- Born: c. 1775
- Died: 26 April 1836 Woolwich, England
- Branch: British Army
- Service years: 1794–1836
- Rank: Colonel
- Unit: Royal Artillery
- Campaigns: Quiberon Bay Expedition; First Cape Frontier War; Egyptian Campaign; Adriatic Campaign; Peninsular War; Waterloo Campaign;
- Awards: Mentioned in Despatches; Waterloo Medal; Companion of the Order of the Bath;

= John Suther Williamson =

Colonel John Suther Williamson (c. 1775 – 26 April 1836) was a British Army officer who served in the Royal Artillery during the Napoleonic Wars.

Williamson was born about 1775. He entered the Royal Military Academy at Woolwich on 8 August 1791, and received a commission as second lieutenant in the Royal Artillery on 1 January 1794. He was promoted to lieutenant, on 11 March 1794. In June 1795, he served on the coast of France, in the expedition to Quiberon Bay to assist the French royalists. In 1799, he went to the Cape of Good Hope and served in the First Cape Frontier War of that year. That year, he was gazetted captain-lieutenant, on 12 October.
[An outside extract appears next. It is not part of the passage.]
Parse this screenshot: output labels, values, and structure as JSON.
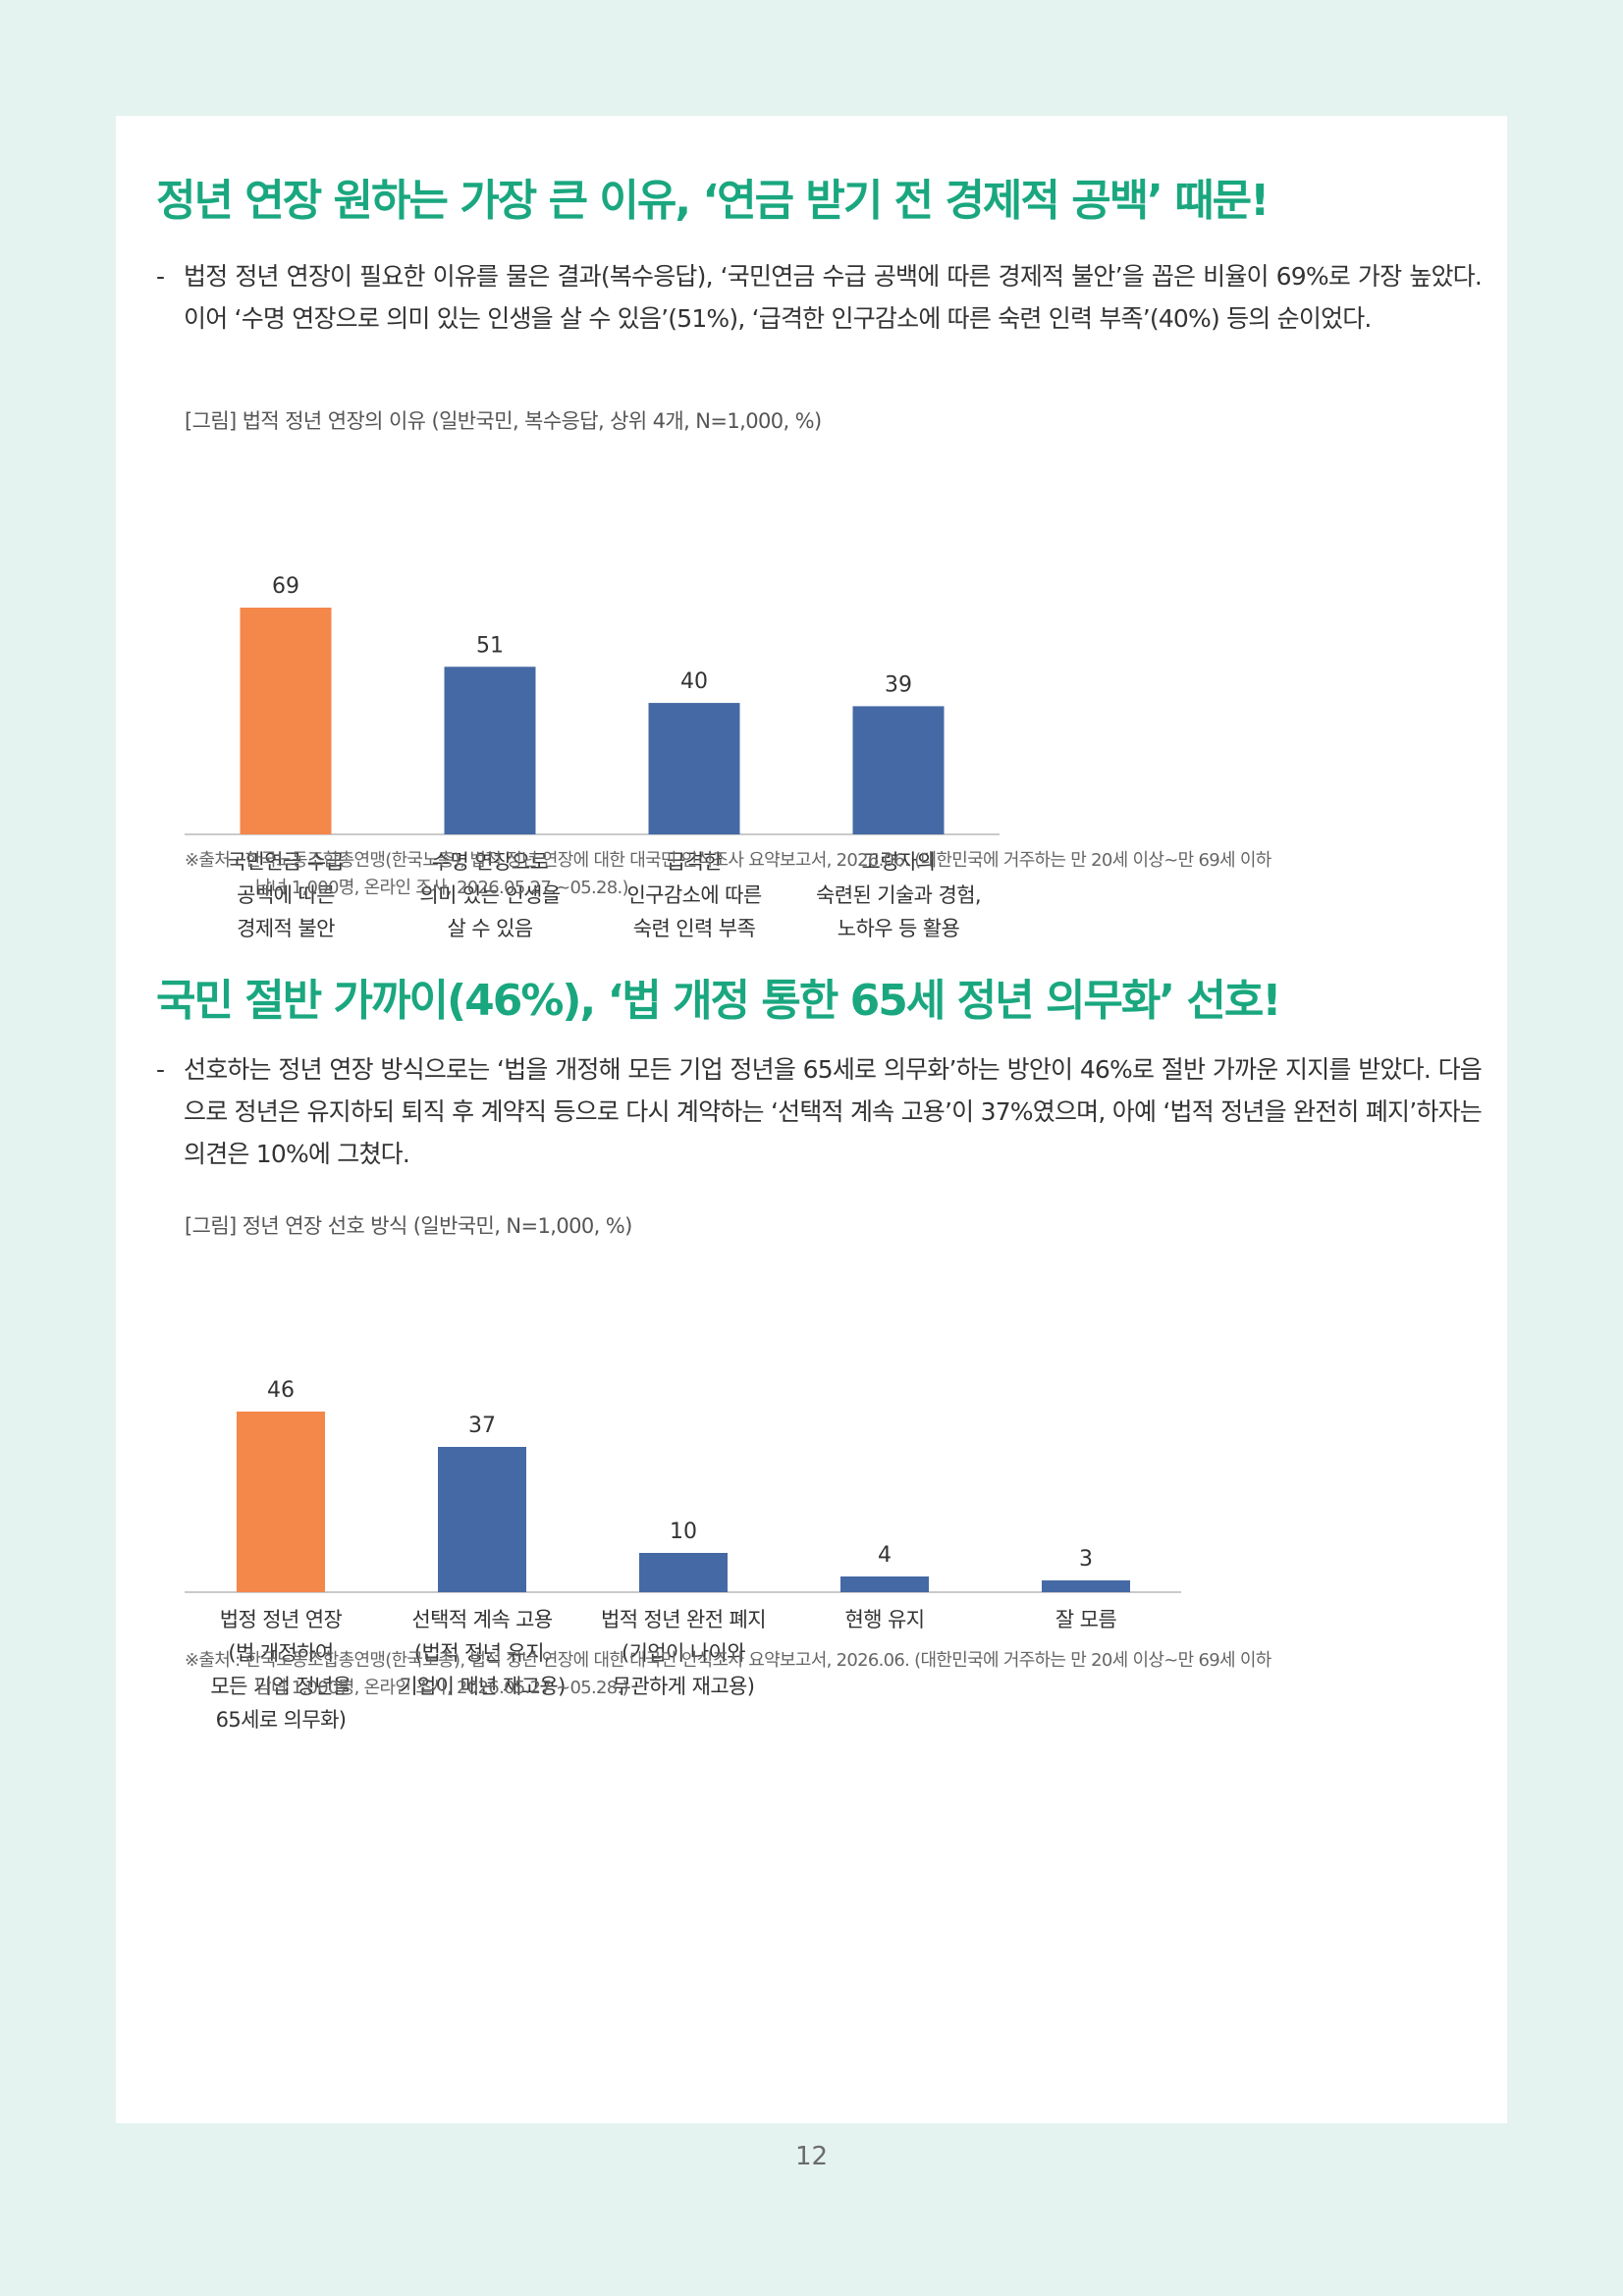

From southern Africa, Williamson went to Egypt, and the Mediterranean. On 12 September 1803, he was promoted to captain. During the Adriatic Campaign, he was at the siege of Ischia in June 1809, and commanded the artillery during the capture of four of the Ionian Islands in October that year. He was at the siege and capture of Santa Maura in April 1810. On 4 June 1811, he was promoted to the brevet rank of major. He subsequently went to serve in the Peninsular War in Spain, serving as commander of artillery under Sir John Murray at the battle of Castalla on 12 April 1813 and the siege of Tarragona in June. He was at the battles of Ordal and Villafranca on 12–13 September. During the campaign, he was frequently mentioned in despatches.

Williamson returned to England in 1814. He was promoted to brevet lieutenant-colonel on 13 October 1814, and to regimental major on 20 December 1814. In the following year he went to the Netherlands and commanded the artillery of the 3rd Division at the battles of Quatre Bras and Waterloo. He received the Waterloo Medal, and was made a Companion of the Order of the Bath, military division, in 1815. He served with the army of occupation in France, until his promotion to regimental lieutenant-colonel on 24 March 1817, after he returned to England. He was for some time superintendent of the Royal Military Repository at Woolwich, and prepared a new and extensive course of instruction in artillery, which formed the basis of the exercise of heavy ordnance and of miscellaneous instructions of the gunner for many years after his time. On 29 July 1825, he was promoted to colonel. Williamson died at Woolwich on 26 April 1836.

==Family==
On 30 April 1817 Williamson married a Miss Maclean, of Giese in Caithness.